After the destruction of the twin towers of the World Trade Center, a plane that hit the Pentagon and another that crashed in a field in Pennsylvania, the country was behind him. While a few warned of the dangers of entering the “graveyard of empires,” it seemed more a war of retribution and justice seeking than an effort at nation building.

Yet inevitably, mission creep set in.

After Bin Laden was hunted down in Pakistan in May 2011, and with Al Qaeda a much-diminished threat, politicians struggled to explain what American troops were fighting to accomplish. More than 2,400 service members have died in combat since the invasion, according to the website icasualties.org. Neither Mr. Obama nor Mr. Trump could make a plausible case that after nearly two decades the United States had much of a role to play other than prop up a weak democracy.

For a while, at least, that role seems likely to continue.
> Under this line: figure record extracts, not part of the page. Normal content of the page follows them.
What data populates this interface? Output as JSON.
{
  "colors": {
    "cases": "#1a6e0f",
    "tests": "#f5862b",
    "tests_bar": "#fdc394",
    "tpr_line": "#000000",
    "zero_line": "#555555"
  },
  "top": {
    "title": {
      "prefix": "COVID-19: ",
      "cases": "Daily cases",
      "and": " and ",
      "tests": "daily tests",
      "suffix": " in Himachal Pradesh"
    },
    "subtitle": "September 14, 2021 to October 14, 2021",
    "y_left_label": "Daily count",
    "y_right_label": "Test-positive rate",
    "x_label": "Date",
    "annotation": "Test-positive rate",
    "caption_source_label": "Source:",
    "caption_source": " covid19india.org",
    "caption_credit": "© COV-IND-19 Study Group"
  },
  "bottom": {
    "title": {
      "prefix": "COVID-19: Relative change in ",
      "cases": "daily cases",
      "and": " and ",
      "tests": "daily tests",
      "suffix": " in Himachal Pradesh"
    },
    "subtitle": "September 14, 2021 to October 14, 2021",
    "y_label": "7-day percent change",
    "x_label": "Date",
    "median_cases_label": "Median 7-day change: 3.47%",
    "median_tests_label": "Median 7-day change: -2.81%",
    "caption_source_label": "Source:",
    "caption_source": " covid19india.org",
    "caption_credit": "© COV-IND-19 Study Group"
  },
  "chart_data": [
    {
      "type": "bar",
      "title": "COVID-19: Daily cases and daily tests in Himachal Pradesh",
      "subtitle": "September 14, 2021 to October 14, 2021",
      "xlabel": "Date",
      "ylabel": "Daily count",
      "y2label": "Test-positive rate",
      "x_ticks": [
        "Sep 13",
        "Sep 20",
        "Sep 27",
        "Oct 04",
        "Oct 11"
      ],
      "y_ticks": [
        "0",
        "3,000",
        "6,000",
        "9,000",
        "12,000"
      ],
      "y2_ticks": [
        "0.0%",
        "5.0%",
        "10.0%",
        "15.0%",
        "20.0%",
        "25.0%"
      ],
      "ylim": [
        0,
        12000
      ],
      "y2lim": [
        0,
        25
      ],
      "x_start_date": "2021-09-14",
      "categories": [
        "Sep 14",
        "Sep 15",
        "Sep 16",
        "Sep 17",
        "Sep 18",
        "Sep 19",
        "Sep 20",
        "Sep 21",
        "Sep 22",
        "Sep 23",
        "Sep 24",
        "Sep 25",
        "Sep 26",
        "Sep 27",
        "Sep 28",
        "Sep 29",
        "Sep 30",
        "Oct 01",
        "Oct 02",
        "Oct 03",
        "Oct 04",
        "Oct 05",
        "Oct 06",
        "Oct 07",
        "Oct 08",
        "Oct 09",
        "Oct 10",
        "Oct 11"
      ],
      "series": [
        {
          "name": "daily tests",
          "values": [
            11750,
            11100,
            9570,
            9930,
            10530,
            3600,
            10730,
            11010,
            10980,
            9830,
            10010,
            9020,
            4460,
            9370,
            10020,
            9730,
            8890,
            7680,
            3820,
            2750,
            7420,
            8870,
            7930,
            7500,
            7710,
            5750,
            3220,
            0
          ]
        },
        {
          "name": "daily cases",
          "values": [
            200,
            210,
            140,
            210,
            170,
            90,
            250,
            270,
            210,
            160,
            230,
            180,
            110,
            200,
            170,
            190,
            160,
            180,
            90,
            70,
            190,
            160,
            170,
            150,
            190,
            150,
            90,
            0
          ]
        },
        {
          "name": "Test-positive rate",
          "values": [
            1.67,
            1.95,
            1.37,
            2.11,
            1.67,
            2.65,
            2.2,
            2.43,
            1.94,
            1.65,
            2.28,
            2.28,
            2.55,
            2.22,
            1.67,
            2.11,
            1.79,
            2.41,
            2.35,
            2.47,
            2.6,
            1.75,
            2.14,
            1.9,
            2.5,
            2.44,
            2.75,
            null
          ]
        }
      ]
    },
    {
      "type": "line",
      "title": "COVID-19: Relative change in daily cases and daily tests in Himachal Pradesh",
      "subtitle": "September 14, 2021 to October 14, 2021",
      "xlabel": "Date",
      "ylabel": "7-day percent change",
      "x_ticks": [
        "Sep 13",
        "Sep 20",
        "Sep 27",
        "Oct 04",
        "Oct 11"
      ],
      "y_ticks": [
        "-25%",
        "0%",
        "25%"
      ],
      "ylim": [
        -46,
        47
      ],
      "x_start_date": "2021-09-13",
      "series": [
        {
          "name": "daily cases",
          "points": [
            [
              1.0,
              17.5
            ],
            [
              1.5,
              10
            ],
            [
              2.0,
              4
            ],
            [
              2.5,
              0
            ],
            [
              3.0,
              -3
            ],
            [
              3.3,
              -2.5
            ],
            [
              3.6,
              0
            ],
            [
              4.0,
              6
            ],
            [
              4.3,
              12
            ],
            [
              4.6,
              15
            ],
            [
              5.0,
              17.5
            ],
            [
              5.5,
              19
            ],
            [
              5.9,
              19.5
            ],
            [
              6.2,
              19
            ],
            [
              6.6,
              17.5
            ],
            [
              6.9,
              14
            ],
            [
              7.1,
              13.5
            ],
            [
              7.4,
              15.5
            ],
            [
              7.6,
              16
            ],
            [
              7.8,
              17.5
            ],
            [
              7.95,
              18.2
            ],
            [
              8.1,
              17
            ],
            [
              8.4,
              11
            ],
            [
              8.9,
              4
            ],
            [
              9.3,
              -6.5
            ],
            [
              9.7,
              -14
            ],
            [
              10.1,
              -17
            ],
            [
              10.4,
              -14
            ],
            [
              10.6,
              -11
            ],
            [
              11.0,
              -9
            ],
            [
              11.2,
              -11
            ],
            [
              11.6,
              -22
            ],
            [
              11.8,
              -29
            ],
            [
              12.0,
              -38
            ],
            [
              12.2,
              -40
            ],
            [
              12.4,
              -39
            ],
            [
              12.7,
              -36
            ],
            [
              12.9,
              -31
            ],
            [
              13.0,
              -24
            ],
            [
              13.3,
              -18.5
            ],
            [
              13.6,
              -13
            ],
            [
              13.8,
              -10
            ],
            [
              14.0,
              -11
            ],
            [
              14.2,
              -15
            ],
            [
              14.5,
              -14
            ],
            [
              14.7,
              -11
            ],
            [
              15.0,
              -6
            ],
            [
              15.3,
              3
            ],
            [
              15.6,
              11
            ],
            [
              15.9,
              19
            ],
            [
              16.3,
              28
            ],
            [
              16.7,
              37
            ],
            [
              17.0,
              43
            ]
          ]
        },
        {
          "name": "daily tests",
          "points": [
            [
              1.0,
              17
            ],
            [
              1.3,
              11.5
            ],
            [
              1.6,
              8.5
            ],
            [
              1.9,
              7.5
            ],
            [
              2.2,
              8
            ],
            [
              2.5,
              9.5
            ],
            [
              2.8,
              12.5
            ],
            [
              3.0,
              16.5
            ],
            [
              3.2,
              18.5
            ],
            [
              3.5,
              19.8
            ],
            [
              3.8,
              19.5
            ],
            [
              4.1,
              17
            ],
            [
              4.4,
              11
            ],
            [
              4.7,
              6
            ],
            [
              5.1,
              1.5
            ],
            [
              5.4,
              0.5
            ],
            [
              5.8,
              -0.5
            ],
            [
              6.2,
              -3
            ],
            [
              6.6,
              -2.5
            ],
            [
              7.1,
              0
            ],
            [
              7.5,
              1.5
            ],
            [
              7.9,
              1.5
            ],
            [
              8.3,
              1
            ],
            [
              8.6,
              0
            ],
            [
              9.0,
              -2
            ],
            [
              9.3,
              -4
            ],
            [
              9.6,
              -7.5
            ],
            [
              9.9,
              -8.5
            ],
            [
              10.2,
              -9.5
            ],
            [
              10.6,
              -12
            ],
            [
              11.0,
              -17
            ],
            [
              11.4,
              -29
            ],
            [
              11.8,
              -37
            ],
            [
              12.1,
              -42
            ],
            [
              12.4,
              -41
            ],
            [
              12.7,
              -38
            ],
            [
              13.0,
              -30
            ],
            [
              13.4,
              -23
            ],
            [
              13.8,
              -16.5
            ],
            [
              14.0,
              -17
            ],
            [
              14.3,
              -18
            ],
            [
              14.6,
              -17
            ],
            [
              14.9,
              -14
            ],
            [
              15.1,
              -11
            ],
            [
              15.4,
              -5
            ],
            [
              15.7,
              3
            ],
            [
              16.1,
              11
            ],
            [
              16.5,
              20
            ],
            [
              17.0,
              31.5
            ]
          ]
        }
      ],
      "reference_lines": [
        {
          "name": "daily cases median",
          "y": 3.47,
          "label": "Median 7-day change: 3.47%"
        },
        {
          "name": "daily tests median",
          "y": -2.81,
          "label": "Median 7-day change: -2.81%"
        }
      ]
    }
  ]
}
The accord signed on Saturday — with Secretary of State Mike Pompeo overseeing the moment but not actually signing it himself — will initially bring down American troop levels to about 8,600 from about 12,000 now. That is almost exactly where they were three years ago, at the end of Mr. Obama’s term. That is the minimum number of Special Operations forces, intelligence officers and support and security personnel that the Pentagon and C.I.A. believe are necessary to hold the capital, Kabul, battle militants of the Islamic State and advise an Afghan military that remains, at best, a fractured, inconsistent fighting force after close to two decades of training and billions of dollars in American and NATO investment.